Tag Archives: personal finance

The Personal Growth evolution of Consumer to Investor: review of R. Kiyosaki: “Rich Dad Poor Dad”.

12-15-2023. From an only financial point of view, wealth might be defined as financial freedom which confers the liberty to choose how to allocate one’s time and resources, according to one’s personal values, and not from necessity. The path to this liberty is formed by many years of living in a way that builds that wealth.  That is to say, time spent building assets.  This is logical because wealth cannot be built by prioritizing expenses which result in transient pleasures (for example, expensive restaurant meals). Rather, wealth is built by accumulating assets which produce income greater than the value invested, that is, they have a good return on investment.

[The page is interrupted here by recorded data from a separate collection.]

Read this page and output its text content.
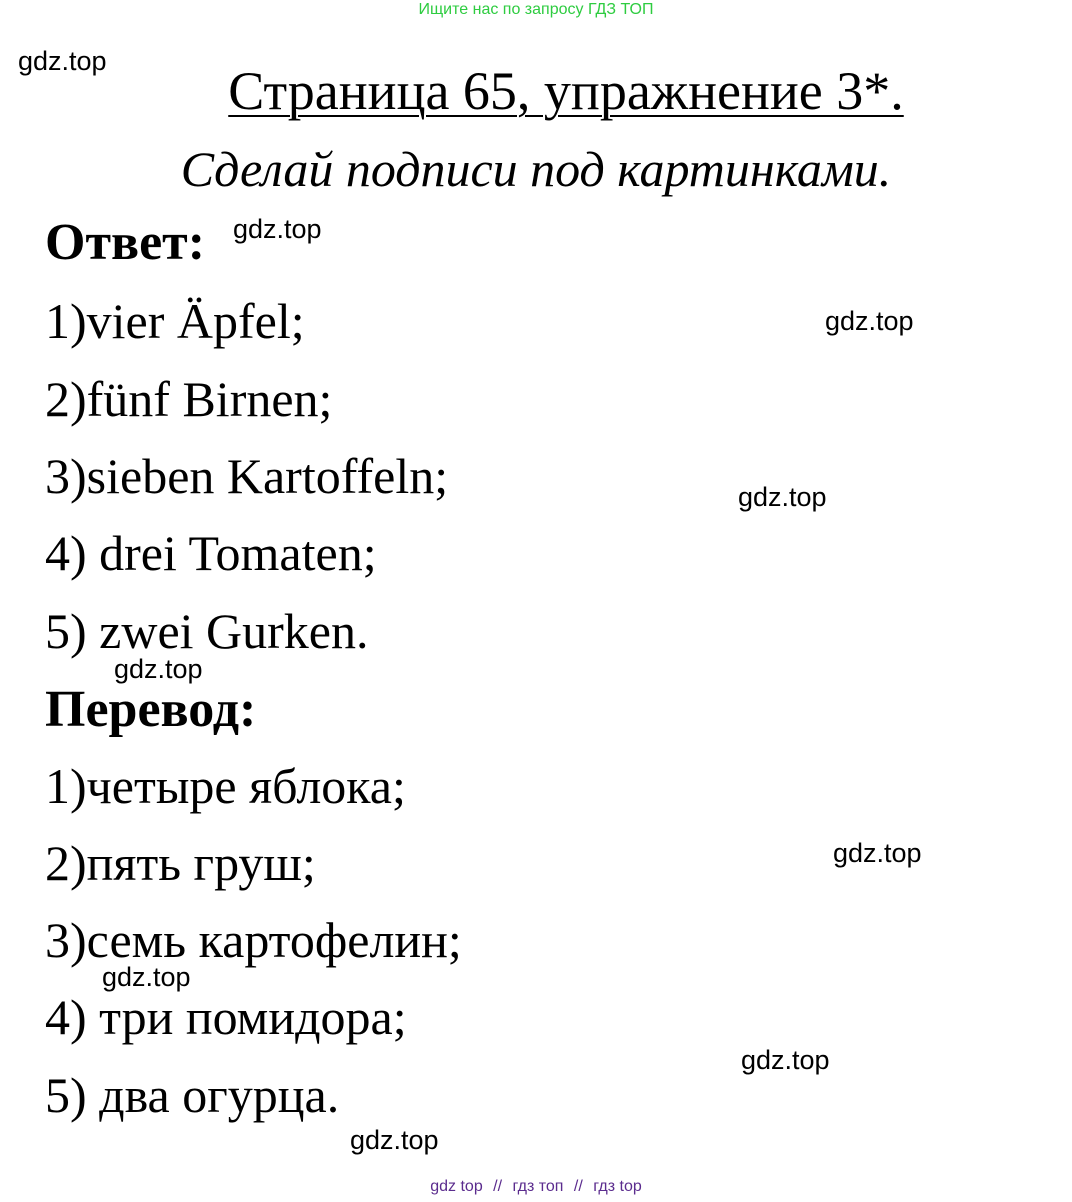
Ищите нас по запросу ГДЗ ТОП
gdz.top	Страница 65, упражнение 3*.
Сделай подписи под картинками.
Ответ: gdz.top
1)vier Äpfel;	gdz.top
2)fünf Birnen;
3)sieben Kartoffeln;	gdz.top
4) drei Tomaten;
5) zwei Gurken.
gdz.top
Перевод:
1)четыре яблока;
2)пять груш;	gdz.top
3)семь картофелин;
gdz.top
4) три помидора;
gdz.top
5) два огурца.
gdz.top
gdz top // гдз топ // гдз top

But there is a further underlying truth of a fundamental nature.   Your personal values and habits determine whether you live as an investor, or as a consumer, with the corresponding habits and rewards.  Do you expect to spend on things which are satisfying but have minimal future value (return on investment)? Or do you conserve your financial resources, directing them in a focused manner towards projects which will give a good return on investment? If you are accustomed to living as a consumer, you will find it difficult to engage in successfully investing activity on specific isolated occasions.  

Becoming someone who saves money to fund your investments, be they business, real estate or common stocks, requires a rearrangement of your spending priorities, from consumption to investment.  And this changes your life in many ways, affecting your use of spare moments, choice of reading material, what you eat, choice of car, friends you choose, leisure time, clothes, etc. 

Therefore, the path of learning to invest so as to gain financial freedom, is very much the path of Personal Growth, the path of investment in yourself.  The hard thing about personal growth, is that it requires change. And the prospect of change brings fear, in that it implies abandoning the familiar emotional landscape.

I feel that this is at the root of the difficulty that Robert Kiyosaki describes in his seminal book “Rich Dad Poor Dad”. This book was probably the very first I read, in my personal transformation from consumer to investor. I believe in 2001. It sparked a life changing transformation over a number of years.

Kiyosaki initially paints a picture of the conventional Rat Race.  According to conventions of socioeconomic status, a successful person lands a “good job” providing significant earned income. They spend this earned income to fund a desirable lifestyle, financing it with debt via  in mortgages, credit cards.  Frequently, both spouses in a marriage work. As careers prosper and incomes rise, so do taxes. Moreover, The couple must spend to enjoy themselves, on vacation, luxuries, the fruits which allow them to feel justified in spending their hours in labor.  When children arrive, the dream house must be purchased. Home equity loans are obtained, meant to reduce high interest debt, which nevertheless seems to reproduce itself.  As the children begin their education in the best school available, the spending increases dramatically.  The conventionally successful citizens pursue the elusive goals of the ideal socioeconomically advantaged individuals.  However, they never attain true financial freedom because of the poor margin of their income, primarily from labor earnings, over their expenses. They never built income earning assets. From a business point of view, the function of their Rat Race lifestyle run is to provide revenue for interest earning financial institutions which are financing their lifestyle. 

In the Rat Race, all forces militate against the growth of assets, wealth and the attendant liberty.  The alternative to the Rat Race, is to grow assets. The income these produce, with much less of your time commitment, will give you the liberty to choose how to spend your time, studying or working on something you value.  You thus gain control over your life.

Anyone can achieve the prosperity conferred by owndership of assets, if they acquire financial education. That is, the understanding of assets and liabilities. 

But what prevents individuals from embarking on their own personal growth of financial education?  Emotions that are not fully recognized, such as fear and greed.  Out of Fear it is that  you take the suitable job which promises a solid pension, and not because you have a love and talent to fulfil your greatest potential as a bureaucrat.  Out of fear you spend to impress your spouse or friends, or buy that house, which really means, acquiring the mortgage which ties you to that job, and address.

The path to personal growth might go something like this.  First, recognize the emotion. Then, realize you do not need to act on it. Third, while you contemplate that emotion, see if you can understand what is actually, and with some reason, causing it.  For example, fear of not having enough money in your old age. Fourth, think about a way that meets that reasonable need, more effectively.  Regarding financial education, that would be, identifying an investment you could make that will provide a better return on investment.  And this final step, is a long and fascinating adventure of education that will entail multiple episodes of uncertainty, but if you have the courage to continue the quest, will also entail times of euphoric discovery, followed by incredulity that few others have discovered these paths to wealth.

Truly, the personal growth of financial education is open to anyone. To begin, you need openness to the possibility of growth, and courage to leave your familiar fears.  And both of those cost no money.